FILE - A Pakistani child receives a polio vaccine by a health worker in Islamabad, Nov. 26, 2013.
FILE - A Pakistani child receives a polio vaccine by a health worker in Islamabad, Nov. 26, 2013.
Officials in Pakistan have criticized as "overreaction" recent cross-border travel restrictions India has imposed to prevent the polio virus from entering the country.

Pakistan, Nigeria and Afghanistan are the only three nations across the globe where the crippling disease remains endemic.

Last week, the Indian diplomatic mission in Islamabad announced that travelers from Pakistan, both adults and children, would require mandatory polio vaccination at least six weeks prior to undertaking a trip to India.

The mission said that that the policy, which will come into effect from January 30, 2014, was meant "to safeguard India's polio-free status attained after sustained efforts and investment".

But Pakistani authorities have criticized the move.

Pakistan's advisor on national security and foreign affairs, Sartaj Aziz, told reporters in Islamabad late on Saturday, "It [India's polio ban] is unfortunate. I think it is an overreaction because people traveling from Afghanistan [to India] face no such restrictions."

He added that Pakistan was strengthening its anti-polio drive so the disease did not become "a pretext" for denying visas to Pakistanis.

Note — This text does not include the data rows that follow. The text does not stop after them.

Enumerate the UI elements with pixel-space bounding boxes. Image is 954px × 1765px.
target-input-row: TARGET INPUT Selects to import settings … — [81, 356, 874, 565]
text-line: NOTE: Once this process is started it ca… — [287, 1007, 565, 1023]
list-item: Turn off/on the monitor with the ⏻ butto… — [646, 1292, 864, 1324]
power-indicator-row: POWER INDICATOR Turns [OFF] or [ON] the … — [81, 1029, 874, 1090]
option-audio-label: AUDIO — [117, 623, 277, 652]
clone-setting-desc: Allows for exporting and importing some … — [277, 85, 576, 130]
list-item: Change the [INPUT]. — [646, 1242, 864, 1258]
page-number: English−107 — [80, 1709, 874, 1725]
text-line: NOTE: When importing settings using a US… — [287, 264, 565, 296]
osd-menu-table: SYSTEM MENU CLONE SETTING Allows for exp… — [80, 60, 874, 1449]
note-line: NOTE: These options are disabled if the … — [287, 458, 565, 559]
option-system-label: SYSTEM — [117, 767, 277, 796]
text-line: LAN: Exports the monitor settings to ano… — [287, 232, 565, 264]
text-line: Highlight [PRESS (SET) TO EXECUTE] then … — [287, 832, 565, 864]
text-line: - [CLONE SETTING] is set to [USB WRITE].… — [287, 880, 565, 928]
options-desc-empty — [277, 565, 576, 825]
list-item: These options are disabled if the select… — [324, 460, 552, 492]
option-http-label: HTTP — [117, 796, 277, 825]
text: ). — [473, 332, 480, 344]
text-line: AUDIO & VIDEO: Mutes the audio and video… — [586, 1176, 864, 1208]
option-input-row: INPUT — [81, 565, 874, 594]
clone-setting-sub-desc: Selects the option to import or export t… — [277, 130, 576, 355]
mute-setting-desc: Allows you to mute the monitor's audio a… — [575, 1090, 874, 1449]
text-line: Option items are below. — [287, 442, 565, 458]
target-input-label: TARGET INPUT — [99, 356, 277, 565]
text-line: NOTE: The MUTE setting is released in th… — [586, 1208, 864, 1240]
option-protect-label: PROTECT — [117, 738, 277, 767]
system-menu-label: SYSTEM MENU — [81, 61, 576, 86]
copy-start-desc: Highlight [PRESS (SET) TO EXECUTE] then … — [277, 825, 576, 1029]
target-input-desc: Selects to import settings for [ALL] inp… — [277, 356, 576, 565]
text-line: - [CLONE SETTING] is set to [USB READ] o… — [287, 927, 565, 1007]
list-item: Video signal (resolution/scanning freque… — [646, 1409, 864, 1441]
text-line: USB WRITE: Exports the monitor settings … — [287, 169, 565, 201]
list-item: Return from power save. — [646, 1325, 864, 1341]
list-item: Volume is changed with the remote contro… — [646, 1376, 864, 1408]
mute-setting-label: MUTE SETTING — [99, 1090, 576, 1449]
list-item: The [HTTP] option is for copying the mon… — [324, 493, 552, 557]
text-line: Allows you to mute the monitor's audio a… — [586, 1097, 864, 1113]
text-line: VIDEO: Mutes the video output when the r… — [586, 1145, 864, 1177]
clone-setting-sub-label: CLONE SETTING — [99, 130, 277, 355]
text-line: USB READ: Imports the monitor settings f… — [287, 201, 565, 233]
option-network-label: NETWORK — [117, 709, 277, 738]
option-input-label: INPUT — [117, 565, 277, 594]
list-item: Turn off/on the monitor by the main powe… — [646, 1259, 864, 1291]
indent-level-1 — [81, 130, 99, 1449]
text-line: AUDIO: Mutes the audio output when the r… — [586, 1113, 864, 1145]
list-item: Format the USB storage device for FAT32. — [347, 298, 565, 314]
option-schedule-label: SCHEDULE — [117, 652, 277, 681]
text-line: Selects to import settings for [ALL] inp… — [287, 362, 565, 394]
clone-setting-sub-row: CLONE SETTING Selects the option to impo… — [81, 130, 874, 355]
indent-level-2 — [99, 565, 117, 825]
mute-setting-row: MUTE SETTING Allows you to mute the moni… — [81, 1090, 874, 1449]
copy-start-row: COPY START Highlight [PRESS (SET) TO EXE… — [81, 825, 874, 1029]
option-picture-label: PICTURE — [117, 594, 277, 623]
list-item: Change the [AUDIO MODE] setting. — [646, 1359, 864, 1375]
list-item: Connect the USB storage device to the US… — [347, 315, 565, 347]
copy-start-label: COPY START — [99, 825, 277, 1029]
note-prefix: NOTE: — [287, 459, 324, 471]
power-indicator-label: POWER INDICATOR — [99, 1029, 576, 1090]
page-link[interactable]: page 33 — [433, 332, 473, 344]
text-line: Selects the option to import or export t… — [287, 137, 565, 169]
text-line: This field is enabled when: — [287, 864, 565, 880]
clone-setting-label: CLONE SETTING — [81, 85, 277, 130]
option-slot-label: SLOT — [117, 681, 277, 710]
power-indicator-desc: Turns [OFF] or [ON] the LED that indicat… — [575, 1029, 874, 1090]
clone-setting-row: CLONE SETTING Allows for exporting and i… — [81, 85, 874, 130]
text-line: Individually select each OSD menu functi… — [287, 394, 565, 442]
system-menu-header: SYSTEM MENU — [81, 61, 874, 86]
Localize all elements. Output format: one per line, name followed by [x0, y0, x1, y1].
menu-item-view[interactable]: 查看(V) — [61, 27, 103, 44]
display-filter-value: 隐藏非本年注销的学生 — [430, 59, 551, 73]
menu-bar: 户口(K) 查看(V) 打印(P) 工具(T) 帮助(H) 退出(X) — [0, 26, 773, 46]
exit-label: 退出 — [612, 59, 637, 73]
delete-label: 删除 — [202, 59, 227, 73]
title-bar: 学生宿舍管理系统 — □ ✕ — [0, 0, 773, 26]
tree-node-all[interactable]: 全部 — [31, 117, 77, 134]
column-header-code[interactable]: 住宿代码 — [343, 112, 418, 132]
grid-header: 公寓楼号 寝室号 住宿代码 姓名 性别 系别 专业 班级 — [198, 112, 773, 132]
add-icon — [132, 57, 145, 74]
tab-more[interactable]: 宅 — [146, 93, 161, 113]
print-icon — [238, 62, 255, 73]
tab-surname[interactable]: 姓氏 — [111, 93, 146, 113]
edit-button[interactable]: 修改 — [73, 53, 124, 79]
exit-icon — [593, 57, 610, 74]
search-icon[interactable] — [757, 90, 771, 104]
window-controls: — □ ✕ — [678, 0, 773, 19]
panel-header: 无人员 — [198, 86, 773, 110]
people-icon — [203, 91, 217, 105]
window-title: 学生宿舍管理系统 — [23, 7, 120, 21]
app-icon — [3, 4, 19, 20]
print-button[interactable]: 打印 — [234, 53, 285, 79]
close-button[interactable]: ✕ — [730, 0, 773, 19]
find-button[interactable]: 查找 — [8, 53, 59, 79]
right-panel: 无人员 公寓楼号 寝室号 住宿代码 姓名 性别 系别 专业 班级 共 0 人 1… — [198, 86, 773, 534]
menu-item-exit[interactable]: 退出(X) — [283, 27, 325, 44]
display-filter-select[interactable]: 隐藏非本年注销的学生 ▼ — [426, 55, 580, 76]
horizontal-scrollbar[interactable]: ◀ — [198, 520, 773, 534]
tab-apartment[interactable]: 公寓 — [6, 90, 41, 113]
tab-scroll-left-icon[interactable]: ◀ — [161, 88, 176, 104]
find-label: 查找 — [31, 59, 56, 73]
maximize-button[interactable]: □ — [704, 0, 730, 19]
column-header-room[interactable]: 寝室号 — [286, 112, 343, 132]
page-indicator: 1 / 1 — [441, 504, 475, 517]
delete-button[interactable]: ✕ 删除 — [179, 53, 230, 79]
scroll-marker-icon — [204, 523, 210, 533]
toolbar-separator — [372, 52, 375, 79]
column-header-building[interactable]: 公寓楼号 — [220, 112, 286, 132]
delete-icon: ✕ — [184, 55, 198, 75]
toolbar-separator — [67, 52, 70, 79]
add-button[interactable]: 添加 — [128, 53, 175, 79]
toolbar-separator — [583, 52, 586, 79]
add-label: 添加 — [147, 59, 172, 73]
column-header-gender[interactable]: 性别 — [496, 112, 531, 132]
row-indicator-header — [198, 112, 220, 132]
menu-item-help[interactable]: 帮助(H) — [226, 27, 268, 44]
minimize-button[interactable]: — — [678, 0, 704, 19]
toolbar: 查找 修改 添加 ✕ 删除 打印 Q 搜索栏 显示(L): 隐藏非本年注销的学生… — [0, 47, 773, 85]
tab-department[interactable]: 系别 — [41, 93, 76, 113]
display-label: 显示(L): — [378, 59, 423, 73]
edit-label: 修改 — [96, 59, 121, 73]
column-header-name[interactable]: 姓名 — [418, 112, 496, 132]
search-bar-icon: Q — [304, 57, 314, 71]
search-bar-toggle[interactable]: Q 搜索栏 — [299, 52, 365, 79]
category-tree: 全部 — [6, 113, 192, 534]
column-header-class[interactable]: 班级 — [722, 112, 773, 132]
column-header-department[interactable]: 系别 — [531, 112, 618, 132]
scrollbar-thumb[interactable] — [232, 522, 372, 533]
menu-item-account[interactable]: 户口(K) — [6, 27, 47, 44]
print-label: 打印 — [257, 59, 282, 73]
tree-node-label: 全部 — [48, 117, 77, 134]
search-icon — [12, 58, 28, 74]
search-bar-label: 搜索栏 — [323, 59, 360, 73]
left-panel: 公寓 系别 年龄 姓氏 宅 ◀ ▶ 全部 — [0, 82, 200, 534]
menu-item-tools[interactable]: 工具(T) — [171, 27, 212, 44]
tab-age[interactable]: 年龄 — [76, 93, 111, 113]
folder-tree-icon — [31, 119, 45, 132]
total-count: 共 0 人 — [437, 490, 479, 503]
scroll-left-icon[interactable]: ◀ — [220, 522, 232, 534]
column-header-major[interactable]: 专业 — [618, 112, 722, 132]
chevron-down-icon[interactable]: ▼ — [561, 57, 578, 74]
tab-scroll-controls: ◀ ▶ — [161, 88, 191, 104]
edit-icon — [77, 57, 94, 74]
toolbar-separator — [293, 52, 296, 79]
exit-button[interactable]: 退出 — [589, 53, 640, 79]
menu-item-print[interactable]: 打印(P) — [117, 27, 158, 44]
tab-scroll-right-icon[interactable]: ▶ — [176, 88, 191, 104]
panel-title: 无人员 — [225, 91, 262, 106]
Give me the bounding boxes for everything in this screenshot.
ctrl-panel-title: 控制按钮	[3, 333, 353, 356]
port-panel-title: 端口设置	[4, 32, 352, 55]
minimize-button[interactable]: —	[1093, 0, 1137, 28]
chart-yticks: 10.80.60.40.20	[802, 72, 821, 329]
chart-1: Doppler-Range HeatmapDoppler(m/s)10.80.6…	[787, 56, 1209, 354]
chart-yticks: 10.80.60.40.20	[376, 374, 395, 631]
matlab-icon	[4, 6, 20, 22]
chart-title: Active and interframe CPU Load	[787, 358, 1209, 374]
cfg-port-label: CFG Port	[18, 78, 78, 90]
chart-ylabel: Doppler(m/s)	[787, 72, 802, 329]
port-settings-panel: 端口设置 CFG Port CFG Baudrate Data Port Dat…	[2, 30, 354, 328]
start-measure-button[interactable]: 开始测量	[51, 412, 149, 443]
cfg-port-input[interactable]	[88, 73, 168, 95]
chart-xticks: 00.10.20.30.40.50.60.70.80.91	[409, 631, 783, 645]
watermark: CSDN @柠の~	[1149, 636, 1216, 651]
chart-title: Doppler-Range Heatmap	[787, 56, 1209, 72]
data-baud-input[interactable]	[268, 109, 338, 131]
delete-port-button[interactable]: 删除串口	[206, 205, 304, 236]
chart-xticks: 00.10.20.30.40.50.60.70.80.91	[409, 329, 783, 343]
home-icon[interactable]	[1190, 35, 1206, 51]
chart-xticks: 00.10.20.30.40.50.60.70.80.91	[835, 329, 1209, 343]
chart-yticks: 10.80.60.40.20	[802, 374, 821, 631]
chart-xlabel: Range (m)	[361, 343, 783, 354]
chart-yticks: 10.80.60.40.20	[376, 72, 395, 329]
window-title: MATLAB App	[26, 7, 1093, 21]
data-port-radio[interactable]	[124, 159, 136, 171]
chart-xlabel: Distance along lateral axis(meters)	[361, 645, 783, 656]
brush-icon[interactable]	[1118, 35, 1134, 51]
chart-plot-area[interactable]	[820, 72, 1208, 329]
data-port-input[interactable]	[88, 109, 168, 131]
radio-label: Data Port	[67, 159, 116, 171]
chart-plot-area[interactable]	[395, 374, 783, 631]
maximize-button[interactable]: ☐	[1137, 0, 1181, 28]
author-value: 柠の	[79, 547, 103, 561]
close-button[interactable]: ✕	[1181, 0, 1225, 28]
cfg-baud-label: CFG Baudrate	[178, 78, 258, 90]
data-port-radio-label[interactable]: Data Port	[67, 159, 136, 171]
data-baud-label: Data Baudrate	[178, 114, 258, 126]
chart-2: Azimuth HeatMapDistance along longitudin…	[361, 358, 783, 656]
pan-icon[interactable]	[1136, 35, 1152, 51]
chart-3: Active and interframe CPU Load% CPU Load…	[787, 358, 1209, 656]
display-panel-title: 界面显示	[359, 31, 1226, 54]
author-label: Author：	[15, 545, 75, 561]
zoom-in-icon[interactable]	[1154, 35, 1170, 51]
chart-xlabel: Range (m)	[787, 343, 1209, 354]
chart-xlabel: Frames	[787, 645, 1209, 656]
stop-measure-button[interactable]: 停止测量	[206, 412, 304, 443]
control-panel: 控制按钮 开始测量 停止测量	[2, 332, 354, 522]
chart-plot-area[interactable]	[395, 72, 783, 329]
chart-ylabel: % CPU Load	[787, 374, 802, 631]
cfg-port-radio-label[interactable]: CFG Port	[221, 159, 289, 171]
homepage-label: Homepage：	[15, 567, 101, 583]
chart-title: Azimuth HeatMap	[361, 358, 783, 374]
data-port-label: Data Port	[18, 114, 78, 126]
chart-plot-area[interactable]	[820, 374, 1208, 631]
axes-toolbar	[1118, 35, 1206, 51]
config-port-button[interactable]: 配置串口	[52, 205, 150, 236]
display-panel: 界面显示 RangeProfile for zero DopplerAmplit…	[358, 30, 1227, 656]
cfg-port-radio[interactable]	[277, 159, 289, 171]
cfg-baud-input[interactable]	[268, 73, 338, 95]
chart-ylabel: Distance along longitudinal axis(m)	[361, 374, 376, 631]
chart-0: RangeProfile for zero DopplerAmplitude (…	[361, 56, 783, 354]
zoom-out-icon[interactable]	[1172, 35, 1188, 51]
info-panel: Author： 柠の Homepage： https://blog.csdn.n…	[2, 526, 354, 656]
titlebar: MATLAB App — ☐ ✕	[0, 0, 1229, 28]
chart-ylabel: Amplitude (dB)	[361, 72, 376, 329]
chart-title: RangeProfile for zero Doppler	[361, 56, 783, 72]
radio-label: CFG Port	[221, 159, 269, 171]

Indian officials, however, insist that the new policy is applicable to travelers not just from Pakistan but all countries where polio is endemic or where victims are reported.

The ban, many believe, will make cross-border travel difficult for hundreds of thousands of Pakistanis who have families in India.

Pakistan's polio immunization efforts have suffered critical setbacks in recent years. Islamist militants linked to the al-Qaida terror network in insurgency-hit northwestern tribal areas have banned national vaccination drive on suspicions the American CIA is using it to gather information.

In addition, attacks elsewhere in the country on polio teams have left some members of vaccination teams and security personal escorting them dead. The suspicions about the anti-polio drive and the deadly attacks are cited as primary reasons for a surge in polio cases in Pakistan.

World Health Organization recorded 72 cases so far this year in Pakistan compared to 58 in 2012. The WHO confirmed last month that an outbreak of polio in war-hit Syria that affected more than dozen children was linked to a strain of the virus from Pakistan.